Безусловно, что действия «Временного бюро» выражают общую слабость, присущую партийной организации Кронштадта в ту пору, слабость, которая дала возможность анархиствующим заговорщикам временно захватить власть в Кронштадте. Обращение это вызвало растерянность у многих местных коммунистов и способствовало ренегатским настроениям некоторых из них. Очевидно, мятежные главари понимали это, так как публикация обращения сопровождалась одобрительными комментариями председателя «ревкома» Петриченко.

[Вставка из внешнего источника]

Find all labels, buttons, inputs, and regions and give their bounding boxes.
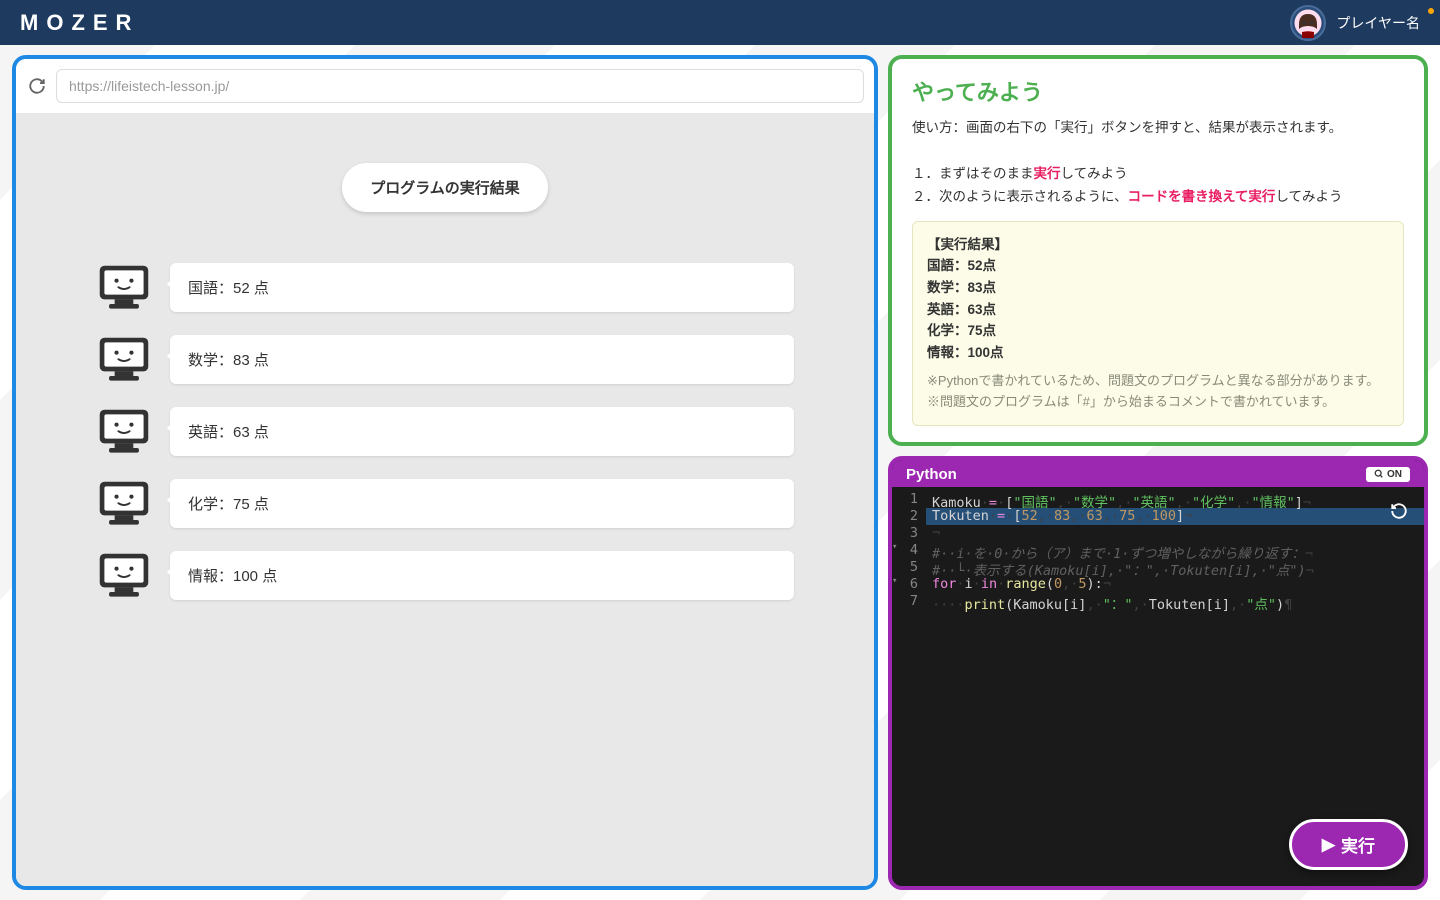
player-name: プレイヤー名 [1336,13,1420,33]
instruction-panel: やってみよう 使い方：画面の右下の「実行」ボタンを押すと、結果が表示されます。 … [888,55,1428,446]
result-text: 国語：52 点 [170,263,794,312]
avatar [1290,5,1326,41]
user-area[interactable]: プレイヤー名 [1290,5,1420,41]
result-row: 数学：83 点 [96,334,794,384]
monitor-icon [96,262,152,312]
result-row: 国語：52 点 [96,262,794,312]
usage-text: 使い方：画面の右下の「実行」ボタンを押すと、結果が表示されます。 [912,117,1404,140]
url-bar [16,59,874,113]
example-box: 【実行結果】 国語：52点数学：83点英語：63点化学：75点情報：100点 ※… [912,221,1404,426]
run-button[interactable]: ▶ 実行 [1289,819,1408,870]
result-row: 情報：100 点 [96,550,794,600]
result-text: 情報：100 点 [170,551,794,600]
result-row: 英語：63 点 [96,406,794,456]
step-2: ２．次のように表示されるように、コードを書き換えて実行してみよう [912,186,1404,209]
status-dot [1428,8,1434,14]
monitor-icon [96,334,152,384]
play-icon: ▶ [1322,835,1335,855]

Однако заправилы «ревкома» обрадовались раньше времени. Сам Ильин вскоре понял свою ошибку. Уже вечером 4 марта, разговаривая по телефону со своими товарищами на южном берегу залива (связь еще существовала), он сказал, что «о внутреннем положении Кронштадта говорить не может, так как подслушивают», однако дал понять, что намерен вести партийную работу внутри крепости. [375] На другой день Ильин был арестован и отправлен в тюрьму. Однако подпольная деятельность коммунистовв не прекратилась, а усилилась. 11 марта Петриченко сетовал на заседании мятежных «делегатов», что коммунисты, «оставленные на свободе, продолжают вести агитацию, тайно собираться; поэтому они были арестованы (далее назывался ряд имен, у том числе Я. Ильин). [376]
Таким образом, кронштадтская тюрьма пополнялась арестованными коммунистами в течение всего существования у власти «ревкола». Заключенные держались мужественно, среди них не нашлось ни одного предателя или труса. Они устраивали собрания, читали лекции, даже выпускали стенную газету с шутками и стихами. Коммунисты пытались вести пропаганду среди караула тюрьмы, и не без успеха: все время существовала связь с «волей». [377] Совершались и другие действия пропагандистского характера. Комиссар бригады линейных кораблей А. Г. Зосимов являлся членом ВЦИК. Им было подано заявление в «ревком» с ходатайством отпустить его в Москву на очередную сессию ВЦИК. Заключенные большевики, конечно, понимали, что это ходатайство не удовлетворят, но в таком случае «ревком» еще раз продемонстрировал бы перед массами свою антисоветскую сущность. Так и произошло. 13 марта «ревком» обсудил заявление Зосимова и счел его поездку «излишней», ибо этот факт, по их словам, «может быть истолкован правительством РСФСР как слабость». [378]
К моменту падения мятежников Положение арестованных коммунистов становилось все более опасным. В «ревкоме» и среди мятежников открыто шли разговоры о расстреле заключенных. Режим в морской следственной тюрьме был резко ужесточен. Однако коммунисты и перед угрозой расстрела проявили мужество и твердость духа. Сохранилось письмо Л. Брегмана его жене из тюрьмы от 11 марта: «… Дело близится к развязке. Сегодня у нас отобрали обувь. Что касается самочувствия, то настроил себя так, чтобы ни о чем по ту сторону тюрьмы не думать и порвать все с жизнью. Сердце стало каменным. Очень обрадовался рождению сына. Если вас оставят — люби его и за меня крепко, сделай его коммунистом». [379]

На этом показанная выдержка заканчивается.